On Wednesday, I (Jessica Vanegerin) spoke with Thomas Larson, vice president of legal and public affairs with the Wisconsin Realtors Association, who had suggested changing the law.

When asked if the Wisconsin Realtors Association planned to try and get the proposal before the Legislature as a stand-alone bill, Larson said he planned to first gather more information.

Specifically, he wants to obtain clarity from the state Attorney General’s office on whether the state law was already void because of a federal law based on the General Agreement on Trade in Services, or GATS.

That treaty, which took effect in 1995 and was signed by some 150 member countries of the World Trade Organization, says foreign corporations and foreign investors need to be treated the same as their domestic counterparts.

“We want that answer first … so people don’t think we are trying to change state law,” Larson said. “That was the basis for saying Wisconsin’s (current) law doesn’t seem to have any teeth or any impact if this treaty overrides.”

Current state law prevents an individual from another country from owning land in Wisconsin unless they live in the state.
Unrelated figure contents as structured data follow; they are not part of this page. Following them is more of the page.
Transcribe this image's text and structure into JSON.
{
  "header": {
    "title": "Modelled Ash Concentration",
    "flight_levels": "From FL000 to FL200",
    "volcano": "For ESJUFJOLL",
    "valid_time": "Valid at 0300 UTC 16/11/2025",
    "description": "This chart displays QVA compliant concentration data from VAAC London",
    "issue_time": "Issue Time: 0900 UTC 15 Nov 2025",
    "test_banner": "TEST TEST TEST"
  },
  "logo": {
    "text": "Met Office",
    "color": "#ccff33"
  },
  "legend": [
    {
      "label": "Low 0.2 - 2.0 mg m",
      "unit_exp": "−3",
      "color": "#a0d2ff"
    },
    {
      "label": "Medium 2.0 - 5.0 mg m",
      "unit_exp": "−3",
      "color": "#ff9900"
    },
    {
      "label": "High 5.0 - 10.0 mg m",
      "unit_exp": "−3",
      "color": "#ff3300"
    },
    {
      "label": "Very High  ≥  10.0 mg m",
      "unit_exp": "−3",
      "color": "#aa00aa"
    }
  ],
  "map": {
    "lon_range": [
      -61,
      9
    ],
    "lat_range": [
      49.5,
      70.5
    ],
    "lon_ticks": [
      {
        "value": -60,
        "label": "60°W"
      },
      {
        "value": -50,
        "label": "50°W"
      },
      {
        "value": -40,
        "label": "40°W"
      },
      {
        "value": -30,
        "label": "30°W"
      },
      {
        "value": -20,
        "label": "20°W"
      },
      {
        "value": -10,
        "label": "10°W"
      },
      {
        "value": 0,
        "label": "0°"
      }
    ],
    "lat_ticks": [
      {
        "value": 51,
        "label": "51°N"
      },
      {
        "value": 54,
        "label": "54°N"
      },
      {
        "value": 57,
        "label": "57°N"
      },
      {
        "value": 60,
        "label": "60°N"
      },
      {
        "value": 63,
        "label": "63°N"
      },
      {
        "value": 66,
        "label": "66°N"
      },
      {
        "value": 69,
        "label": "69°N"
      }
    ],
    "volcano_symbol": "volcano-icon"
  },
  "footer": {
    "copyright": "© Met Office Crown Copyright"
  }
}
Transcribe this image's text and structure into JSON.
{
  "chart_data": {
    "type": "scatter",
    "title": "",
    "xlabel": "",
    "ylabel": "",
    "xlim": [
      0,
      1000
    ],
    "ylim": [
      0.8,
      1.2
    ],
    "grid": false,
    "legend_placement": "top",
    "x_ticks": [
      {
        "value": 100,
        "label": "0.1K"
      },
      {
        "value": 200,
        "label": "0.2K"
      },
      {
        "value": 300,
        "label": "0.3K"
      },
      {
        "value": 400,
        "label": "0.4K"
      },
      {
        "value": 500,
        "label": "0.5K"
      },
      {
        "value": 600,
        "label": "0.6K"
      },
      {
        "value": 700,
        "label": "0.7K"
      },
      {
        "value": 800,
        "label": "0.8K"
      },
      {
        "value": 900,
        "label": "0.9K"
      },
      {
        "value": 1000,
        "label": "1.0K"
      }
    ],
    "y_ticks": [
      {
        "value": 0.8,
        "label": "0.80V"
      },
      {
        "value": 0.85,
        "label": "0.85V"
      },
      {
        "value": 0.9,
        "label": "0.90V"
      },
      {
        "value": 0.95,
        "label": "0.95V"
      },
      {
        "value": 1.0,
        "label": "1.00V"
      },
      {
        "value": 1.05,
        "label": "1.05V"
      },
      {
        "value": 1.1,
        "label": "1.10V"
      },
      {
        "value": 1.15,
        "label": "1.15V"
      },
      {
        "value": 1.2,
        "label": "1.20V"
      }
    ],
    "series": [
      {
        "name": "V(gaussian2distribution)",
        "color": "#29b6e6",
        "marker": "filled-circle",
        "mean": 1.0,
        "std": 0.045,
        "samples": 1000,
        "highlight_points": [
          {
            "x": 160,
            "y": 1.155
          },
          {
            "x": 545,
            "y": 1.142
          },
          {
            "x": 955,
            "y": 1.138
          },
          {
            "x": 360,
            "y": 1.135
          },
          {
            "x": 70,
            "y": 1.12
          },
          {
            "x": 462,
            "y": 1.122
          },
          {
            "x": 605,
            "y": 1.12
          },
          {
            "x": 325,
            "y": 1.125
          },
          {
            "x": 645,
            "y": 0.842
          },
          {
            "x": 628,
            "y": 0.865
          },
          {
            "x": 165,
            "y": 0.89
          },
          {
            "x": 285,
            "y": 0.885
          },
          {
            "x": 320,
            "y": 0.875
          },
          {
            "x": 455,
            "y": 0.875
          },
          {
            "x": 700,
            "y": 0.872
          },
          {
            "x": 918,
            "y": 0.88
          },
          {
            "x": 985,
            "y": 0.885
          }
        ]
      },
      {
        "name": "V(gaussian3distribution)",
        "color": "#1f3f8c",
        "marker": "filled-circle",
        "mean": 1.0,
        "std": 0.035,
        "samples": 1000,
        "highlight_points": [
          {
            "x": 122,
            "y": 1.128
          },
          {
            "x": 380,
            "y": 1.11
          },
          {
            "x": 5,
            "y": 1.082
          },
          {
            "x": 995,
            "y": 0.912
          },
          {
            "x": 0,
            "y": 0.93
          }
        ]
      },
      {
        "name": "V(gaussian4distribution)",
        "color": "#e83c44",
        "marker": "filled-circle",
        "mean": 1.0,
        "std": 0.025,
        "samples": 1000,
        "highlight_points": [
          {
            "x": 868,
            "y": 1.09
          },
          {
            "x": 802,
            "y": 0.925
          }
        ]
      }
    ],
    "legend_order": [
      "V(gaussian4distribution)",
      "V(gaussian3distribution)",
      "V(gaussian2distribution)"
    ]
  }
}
Larson argues this conflicts with the GATS treaty.

Walker’s proposal would have changed that to allow “nonresident alien individuals” to own land in the state.

A separate provision in state law prevents a foreign corporation from owning more than 640 acres of land. Walker’s proposal would have changed this by removing the acreage cap and allowing foreign corporations and foreign individuals to own unlimited amounts of land for any purpose.

The one exception is farming. Under current state law, foreign corporations cannot farm on land they own. Walker’s proposal would not have changed that.